Rechtmäßig ist schließlich auch die im Bescheid vom 03.09.2001 erfolgte deklaratorische Feststellung einer Minderung des Alg-Anspruchs um 84 Tage. Gemäß § 128 Abs. 1 Nr. 4 SGB III mindert sich die Dauer des Anspruchs auf Alg um die Anzahl von Tagen einer Sperrzeit wegen Arbeitsaufgabe, in Fällen einer Sperrzeit von zwölf Wochen mindestens jedoch um ein Viertel der Anspruchsdauer, die dem Arbeitslosen bei erstmaliger Erfüllung der Voraussetzungen für den Anspruch auf Alg nach dem Ereignis, das die Sperrzeit begründet, zusteht. Der die Anspruchsminderung regelnde § 128 Abs 1 Nr. 4 SGB III knüpft ausschließlich an den Eintritt einer Sperrzeit von 12 Wochen nach § 144 Abs. 1 Nr. 1 SGB III an. Diese tritt kraft Gesetzes ein und bedarf deshalb eines entsprechenden Ausspruchs durch Verwaltungsakt, der durch die Beklagte in deklaratorischer Weise dennoch erfolgt ist, nicht (BSG vom 06.03.2003, B 11 AL 69/02 R vom 09.09.1999 - B 11 AL 17/99 R = SozR 3-4100 § 119 Nr. 18, vom 05.11.1998 - B 11 AL 29/98 R = BSGE 83, 95, 98 = SozR 3-4100 § 120 Nr. 2 und vom 25.04.2002 - B 11 AL 65/01 R = BSGE 89, 243, 249 = SozR 3-4300 § 144 Nr. 8). Im Falle des Klägers, der einen Leistungsanspruch von 336 Tagen gehabt hätte, mindert sich der Anspruch auf Alg um 84 Tage (ein Viertel von 336 Tagen), wie dies im angefochtenen Bescheid zutreffend bestimmt ist.

Im Hinblick auf die rechtsirrigen Ausführungen des Klägers in der mündlichen Verhandlung vom 29.04.2008 weist der Senat schließlich darauf hin, dass auch der Beginn der Sperrzeit von der Beklagten in zutreffender Weise festgesetzt wurde.
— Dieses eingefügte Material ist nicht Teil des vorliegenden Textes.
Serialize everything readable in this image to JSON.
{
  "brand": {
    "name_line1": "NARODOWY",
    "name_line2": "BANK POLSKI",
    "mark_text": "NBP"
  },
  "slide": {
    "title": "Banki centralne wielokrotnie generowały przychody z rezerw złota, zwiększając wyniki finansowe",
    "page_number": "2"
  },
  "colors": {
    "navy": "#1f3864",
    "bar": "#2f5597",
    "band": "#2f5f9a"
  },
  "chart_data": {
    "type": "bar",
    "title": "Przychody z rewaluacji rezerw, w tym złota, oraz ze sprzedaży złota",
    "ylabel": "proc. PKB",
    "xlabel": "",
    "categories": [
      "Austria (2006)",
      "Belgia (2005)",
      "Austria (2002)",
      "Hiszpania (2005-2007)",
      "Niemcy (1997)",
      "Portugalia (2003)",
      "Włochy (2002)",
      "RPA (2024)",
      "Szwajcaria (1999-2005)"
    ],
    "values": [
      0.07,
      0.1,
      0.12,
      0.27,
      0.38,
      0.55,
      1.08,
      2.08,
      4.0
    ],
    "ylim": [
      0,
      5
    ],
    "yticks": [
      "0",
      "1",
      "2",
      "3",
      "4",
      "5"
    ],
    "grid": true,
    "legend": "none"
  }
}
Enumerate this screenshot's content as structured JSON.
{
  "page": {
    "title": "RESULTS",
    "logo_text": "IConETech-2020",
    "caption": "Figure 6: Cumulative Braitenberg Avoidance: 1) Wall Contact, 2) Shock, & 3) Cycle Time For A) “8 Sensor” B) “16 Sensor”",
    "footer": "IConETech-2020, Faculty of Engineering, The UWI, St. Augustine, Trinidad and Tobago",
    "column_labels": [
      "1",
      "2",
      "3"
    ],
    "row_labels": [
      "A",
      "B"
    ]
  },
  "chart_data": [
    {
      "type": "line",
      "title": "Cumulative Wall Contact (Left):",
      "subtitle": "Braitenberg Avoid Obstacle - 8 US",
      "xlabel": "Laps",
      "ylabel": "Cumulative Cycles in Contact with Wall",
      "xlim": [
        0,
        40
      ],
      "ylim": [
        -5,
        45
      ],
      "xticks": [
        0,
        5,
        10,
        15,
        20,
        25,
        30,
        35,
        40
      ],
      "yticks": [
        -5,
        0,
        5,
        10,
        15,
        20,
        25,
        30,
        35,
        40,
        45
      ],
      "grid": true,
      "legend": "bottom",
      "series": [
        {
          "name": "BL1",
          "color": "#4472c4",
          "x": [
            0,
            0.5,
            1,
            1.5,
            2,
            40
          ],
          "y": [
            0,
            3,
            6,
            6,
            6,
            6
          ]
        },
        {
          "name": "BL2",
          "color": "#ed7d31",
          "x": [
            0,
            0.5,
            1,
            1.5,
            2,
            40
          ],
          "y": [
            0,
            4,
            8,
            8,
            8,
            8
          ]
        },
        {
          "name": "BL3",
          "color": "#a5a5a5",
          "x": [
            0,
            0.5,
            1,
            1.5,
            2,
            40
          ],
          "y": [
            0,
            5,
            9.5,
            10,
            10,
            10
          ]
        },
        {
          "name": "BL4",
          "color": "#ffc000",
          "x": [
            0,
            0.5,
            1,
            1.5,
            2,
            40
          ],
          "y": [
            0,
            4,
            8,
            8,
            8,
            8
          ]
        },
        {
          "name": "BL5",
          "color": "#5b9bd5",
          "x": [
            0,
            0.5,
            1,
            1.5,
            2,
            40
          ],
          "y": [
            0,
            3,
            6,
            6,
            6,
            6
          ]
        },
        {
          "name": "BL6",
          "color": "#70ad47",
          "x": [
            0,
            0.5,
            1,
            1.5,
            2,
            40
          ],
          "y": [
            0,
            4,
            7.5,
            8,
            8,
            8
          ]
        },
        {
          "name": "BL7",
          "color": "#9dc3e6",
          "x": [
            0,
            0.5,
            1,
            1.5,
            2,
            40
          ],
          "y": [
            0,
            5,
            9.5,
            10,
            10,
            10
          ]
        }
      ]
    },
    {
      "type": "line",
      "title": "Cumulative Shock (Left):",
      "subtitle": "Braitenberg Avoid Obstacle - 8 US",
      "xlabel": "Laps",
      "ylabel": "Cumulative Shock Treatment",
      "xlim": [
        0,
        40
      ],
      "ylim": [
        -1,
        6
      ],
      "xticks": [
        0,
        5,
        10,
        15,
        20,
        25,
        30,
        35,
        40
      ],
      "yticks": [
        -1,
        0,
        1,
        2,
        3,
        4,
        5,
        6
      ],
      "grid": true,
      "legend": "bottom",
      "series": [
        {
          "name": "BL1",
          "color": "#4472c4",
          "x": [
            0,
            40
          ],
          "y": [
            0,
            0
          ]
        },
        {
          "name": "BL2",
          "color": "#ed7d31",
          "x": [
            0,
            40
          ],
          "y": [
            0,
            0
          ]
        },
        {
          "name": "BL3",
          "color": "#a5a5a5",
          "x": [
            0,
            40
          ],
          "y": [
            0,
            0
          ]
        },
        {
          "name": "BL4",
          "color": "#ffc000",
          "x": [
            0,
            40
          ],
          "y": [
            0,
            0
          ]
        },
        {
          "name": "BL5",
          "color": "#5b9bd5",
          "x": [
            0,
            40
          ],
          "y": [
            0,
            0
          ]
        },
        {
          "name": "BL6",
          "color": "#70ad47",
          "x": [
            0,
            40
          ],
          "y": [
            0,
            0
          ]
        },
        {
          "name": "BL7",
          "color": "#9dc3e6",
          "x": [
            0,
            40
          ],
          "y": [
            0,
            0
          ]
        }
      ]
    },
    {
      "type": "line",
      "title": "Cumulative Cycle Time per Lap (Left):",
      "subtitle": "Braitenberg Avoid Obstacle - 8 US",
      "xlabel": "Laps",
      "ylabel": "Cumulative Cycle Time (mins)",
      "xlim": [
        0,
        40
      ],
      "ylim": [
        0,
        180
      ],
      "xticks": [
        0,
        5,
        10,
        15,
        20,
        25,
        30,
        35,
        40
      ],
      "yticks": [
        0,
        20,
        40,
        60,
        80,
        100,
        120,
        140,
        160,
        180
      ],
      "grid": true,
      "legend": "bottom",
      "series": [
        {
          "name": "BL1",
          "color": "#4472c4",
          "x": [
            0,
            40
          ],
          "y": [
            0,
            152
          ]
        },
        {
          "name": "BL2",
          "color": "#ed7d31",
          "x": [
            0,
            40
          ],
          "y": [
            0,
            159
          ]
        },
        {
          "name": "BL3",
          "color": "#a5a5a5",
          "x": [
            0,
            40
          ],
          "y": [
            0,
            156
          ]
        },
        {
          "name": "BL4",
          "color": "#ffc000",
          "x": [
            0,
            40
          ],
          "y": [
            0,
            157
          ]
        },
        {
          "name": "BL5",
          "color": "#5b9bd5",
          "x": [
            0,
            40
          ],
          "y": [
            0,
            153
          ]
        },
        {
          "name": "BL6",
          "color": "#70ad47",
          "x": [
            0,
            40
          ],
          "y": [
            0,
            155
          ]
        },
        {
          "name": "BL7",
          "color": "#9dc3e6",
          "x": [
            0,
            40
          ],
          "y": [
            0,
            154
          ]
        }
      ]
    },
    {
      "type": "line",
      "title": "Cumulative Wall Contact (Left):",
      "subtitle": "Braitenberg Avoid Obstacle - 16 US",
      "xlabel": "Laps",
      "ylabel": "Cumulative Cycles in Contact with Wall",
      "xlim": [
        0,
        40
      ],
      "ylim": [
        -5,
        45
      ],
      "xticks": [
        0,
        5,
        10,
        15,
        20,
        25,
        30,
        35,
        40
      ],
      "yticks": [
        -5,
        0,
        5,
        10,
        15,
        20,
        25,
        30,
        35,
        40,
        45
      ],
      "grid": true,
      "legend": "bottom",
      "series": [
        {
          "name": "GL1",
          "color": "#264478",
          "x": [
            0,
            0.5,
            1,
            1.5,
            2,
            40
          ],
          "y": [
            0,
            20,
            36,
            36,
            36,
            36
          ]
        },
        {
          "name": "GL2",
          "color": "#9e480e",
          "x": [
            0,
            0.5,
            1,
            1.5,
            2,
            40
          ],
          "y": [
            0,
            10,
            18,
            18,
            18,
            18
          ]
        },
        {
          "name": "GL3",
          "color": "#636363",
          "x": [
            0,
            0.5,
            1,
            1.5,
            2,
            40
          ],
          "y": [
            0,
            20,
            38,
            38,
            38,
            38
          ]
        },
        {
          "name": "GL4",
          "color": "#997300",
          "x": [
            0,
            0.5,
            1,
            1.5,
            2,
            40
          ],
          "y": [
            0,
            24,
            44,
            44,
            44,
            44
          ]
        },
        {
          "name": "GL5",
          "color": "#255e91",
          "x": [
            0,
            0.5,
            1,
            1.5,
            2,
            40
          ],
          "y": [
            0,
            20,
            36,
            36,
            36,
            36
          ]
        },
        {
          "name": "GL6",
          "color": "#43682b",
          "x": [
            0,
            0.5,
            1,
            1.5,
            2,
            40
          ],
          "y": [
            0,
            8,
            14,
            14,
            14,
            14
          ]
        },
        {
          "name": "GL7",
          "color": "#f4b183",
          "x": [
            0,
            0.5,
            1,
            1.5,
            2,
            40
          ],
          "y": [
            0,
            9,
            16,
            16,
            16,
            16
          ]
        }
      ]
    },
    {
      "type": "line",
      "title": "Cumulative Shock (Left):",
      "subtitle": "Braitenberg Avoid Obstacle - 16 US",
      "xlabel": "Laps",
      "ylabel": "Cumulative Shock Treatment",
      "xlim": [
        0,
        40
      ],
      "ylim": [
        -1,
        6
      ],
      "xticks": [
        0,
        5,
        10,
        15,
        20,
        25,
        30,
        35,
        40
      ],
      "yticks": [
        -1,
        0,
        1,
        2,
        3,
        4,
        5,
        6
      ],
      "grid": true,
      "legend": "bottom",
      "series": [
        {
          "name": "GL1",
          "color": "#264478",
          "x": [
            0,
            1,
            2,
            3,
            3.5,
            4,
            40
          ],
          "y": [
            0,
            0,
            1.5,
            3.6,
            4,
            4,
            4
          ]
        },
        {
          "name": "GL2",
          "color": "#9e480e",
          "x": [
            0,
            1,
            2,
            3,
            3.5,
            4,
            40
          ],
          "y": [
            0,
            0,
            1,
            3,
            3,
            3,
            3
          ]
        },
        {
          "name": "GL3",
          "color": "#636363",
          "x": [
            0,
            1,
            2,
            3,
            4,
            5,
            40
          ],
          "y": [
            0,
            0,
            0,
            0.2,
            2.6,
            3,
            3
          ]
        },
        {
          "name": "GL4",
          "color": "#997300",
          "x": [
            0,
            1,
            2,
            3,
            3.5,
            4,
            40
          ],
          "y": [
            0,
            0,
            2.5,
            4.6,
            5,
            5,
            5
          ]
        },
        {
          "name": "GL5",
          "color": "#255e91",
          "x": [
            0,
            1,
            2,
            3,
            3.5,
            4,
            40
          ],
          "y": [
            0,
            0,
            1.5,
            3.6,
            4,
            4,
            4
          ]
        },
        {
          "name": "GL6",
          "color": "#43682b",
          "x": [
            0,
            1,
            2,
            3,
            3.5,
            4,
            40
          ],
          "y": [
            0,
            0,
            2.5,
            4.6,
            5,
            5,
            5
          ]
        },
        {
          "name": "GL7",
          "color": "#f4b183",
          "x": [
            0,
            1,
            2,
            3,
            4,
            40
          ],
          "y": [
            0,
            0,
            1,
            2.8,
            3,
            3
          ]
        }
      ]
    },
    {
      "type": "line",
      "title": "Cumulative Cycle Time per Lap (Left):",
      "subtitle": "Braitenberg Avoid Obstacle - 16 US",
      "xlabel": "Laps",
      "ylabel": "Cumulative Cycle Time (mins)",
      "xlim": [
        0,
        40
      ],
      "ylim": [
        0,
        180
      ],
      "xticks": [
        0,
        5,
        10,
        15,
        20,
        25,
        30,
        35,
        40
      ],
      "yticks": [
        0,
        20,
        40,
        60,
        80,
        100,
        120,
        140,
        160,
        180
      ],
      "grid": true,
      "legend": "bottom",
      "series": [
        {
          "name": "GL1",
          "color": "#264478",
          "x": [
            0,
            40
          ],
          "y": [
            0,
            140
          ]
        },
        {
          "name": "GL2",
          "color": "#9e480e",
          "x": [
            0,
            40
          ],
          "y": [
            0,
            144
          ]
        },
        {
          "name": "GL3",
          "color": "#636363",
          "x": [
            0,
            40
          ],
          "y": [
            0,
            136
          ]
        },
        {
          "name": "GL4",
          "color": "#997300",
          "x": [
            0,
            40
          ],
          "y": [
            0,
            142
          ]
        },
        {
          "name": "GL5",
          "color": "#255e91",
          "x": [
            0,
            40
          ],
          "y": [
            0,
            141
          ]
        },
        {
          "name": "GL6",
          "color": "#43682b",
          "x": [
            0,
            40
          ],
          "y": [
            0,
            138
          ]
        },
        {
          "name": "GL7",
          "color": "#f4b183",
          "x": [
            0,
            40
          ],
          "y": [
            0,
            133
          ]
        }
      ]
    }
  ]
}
Denn die Sperrzeit wegen Arbeitsaufgabe beginnt mit der durch die Lösung des Beschäftigungsverhältnisses herbeigeführten Beschäftigungslosigkeit (BSG, Urteil vom 25.04.2002, B 11 AL 65/01 R juris Leitsatz 1), das ist hier der 01.05.2001.

Auch Umstände, aus denen sich - ohne den abgeschlossenen Aufhebungsvertrag - ein Ende des Beschäftigungsverhältnisses bei N während der eingetretenen Sperrzeit ergäbe, sind nicht ersichtlich.

Aus denselben Gründen, aus denen ein wichtiger Grund zu verneinen ist, liegt auch keine Härte (§ 144 Abs. 3 ) vor (BSG vom 15.12.2005, B 7a AL 46/05 R juris Rn. 11). Insbesondere sind keine Anhaltspunkte dafür gegeben, dass sich der Kläger über das Vorliegen eines wichtigen Grundes geirrt hätte.

Aufgrund des Unterliegens des Klägers sind außergerichtliche Kosten nicht zu erstatten, § 193 SGG.

Der Senat hat die Revision nicht zugelassen, da die in § 160 Abs. 2 SGG genannten Voraussetzungen nicht vorliegen.